Finding the Needle in the Haystack#
TL;DR
- LLMs get worse as you give them more to read — even on simple tasks. Chroma tested 18 frontier models and found every one degraded with increasing input length, a phenomenon called “context rot.” For legal document review, this means the model analyzing your 500th page is measurably less reliable than the one analyzing your 5th.
- The benchmarks that matter aren’t the ones vendors cite. Standard needle-in-a-haystack tests use exact word matching.

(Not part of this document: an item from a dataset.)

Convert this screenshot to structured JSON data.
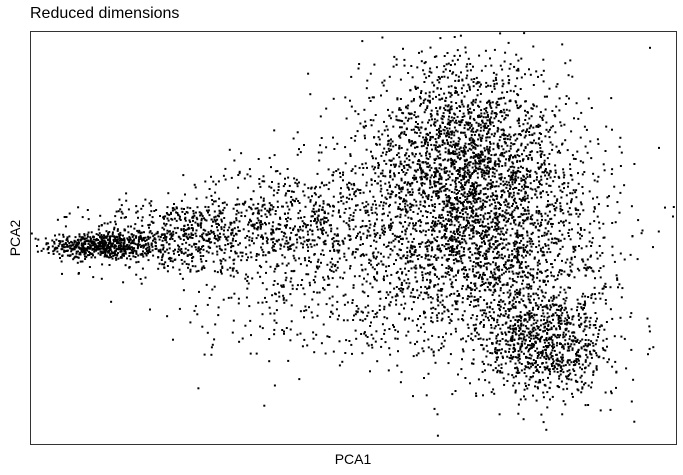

Real investigations require semantic inference — connecting “鉛筆をなめる” to data falsification. When Adobe researchers removed lexical overlap, even GPT-4o’s performance collapsed.
- Evidence hides in the middle, where models pay the least attention. Transformer architecture creates a U-shaped attention curve: strong recall at the beginning and end of context, weak in the middle. If your smoking gun sits on page 47 of a 90-page document, the model is architecturally biased against finding it.
- Chunking is where most retrieval systems silently fail. How you split documents determines what the model can find. Cut a paragraph between a euphemism and its context, and the retrieval system will never connect them.
- You beat context rot by making the haystack smaller, not the model bigger. Concrete strategies — metadata pre-filtering, hierarchical chunking, subagent isolation, and position-aware prompting — keep irrelevant tokens out of the context window so the model can attend to what matters.
In Japanese corporate culture, there’s an expression: enpitsu wo nameru (鉛筆をなめる) — literally, “to lick the pencil.” It originally described writing with care, moistening an old-style pencil tip to make lines clearer. Over time, its meaning shifted. Today it’s a euphemism for fudging numbers, adjusting figures, making the data say what you need it to say.
In 2024, Japan’s transport ministry discovered that Toyota, Honda, Mazda, Suzuki, and Yamaha had all falsified safety and emissions certification data — in some cases for over a decade. Toyota subsidiary Daihatsu’s internal probe found irregularities in 174 items across 25 test categories spanning 64 vehicle models. These weren’t rogue employees. Investigators found systematic data falsification running through multiple companies, quality certification bodies, and an accreditation system that looked the other way for years.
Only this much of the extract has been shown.